Muscarinic Receptor Antagonists- what receptors do they target

Answer 46

• inhibtis action of ACh at following sites

PNS:

• M2 receptors at heart
• M3 recepotrs eye, salivary gland, lacrimal glands, bronchi, stomach, small intestine, colon, genitals, bladder

SNS:

• M3 receptors - sweat glands

Question 47

what are the two typesi fo antinicotinic drugs

Answer 47

ganglionic blockers (trimethaphan)

neuromuscular blockers (tubocurarine

Question 48

describe ganglionic blockers

Answer 48

• antinicotinic drugs
• rarely sued clinically bc affect the PSNS and SNS
• only used if other drugs are ineffective or contraindicted
• can be used if other drugs are ineffective for treating hypertensive srisis or dissecting aortic aneurysm
  ex: trimethaphen

Question 49

describe neuromuscular blockers

Answer 49

• antinicotinic drug
• sometimes used in surgical procedures to reduce skeletal muscle contraction
  ex: tubocurarine

Question 50

what is claucoma

Answer 50

causes increased ocular pressure and treatment involves topical cholinomimetics such as pilocarpine, physostigmine or echothiophate.

Question 51

How do these drugs decrease ocular pressure?
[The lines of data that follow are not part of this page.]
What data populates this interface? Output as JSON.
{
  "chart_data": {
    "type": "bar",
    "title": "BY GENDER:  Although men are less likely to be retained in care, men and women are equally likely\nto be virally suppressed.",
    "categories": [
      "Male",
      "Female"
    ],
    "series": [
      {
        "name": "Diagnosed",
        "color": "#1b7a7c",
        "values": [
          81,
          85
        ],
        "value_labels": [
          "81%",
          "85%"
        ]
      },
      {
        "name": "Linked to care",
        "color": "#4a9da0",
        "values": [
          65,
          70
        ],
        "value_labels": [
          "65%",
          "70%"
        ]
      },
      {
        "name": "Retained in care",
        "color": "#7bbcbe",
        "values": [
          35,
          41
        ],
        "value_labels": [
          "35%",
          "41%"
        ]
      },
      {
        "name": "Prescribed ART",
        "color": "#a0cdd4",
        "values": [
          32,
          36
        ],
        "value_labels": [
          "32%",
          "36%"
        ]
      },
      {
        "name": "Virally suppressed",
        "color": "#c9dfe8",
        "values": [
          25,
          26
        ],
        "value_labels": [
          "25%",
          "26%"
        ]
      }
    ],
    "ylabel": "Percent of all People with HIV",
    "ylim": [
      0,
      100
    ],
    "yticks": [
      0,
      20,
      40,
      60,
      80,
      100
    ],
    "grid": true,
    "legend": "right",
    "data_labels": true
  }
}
How does the mechanism of action differ between pilocarpine and physostigmine?

Answer 51

Topical cholinomimetics activate M3 receptors on ciliary muscle which causes contraction and drains the fluid

Pilocarpine is a direct muscarinic receptor agonist while physostigmine is an AChE inhibitor, which increases ACh levels which then increases muscarinic receptor activation.

Question 52

What cholinergic drug(s) should be avoided in an individual with glaucoma?

Answer 52

* glaucome = inc ocular pressure

• Muscarinic antagonists such as atropine should be avoided
• block M3 receptors on ciliary muscle which prevents contraction and decreases fluid drainage, which increases intraocular pressure.

Question 53

38-year old female was having difficulty urinating (known as bladder atony) following abdominal surgery. No obstructions were found and she was given a subcutaneous injection of bethanechol. How will this drug be helpful?

Answer 53

Bethanechol activates M3 receptors on bladder smooth muscle cells which causes contraction and emptying of the bladder.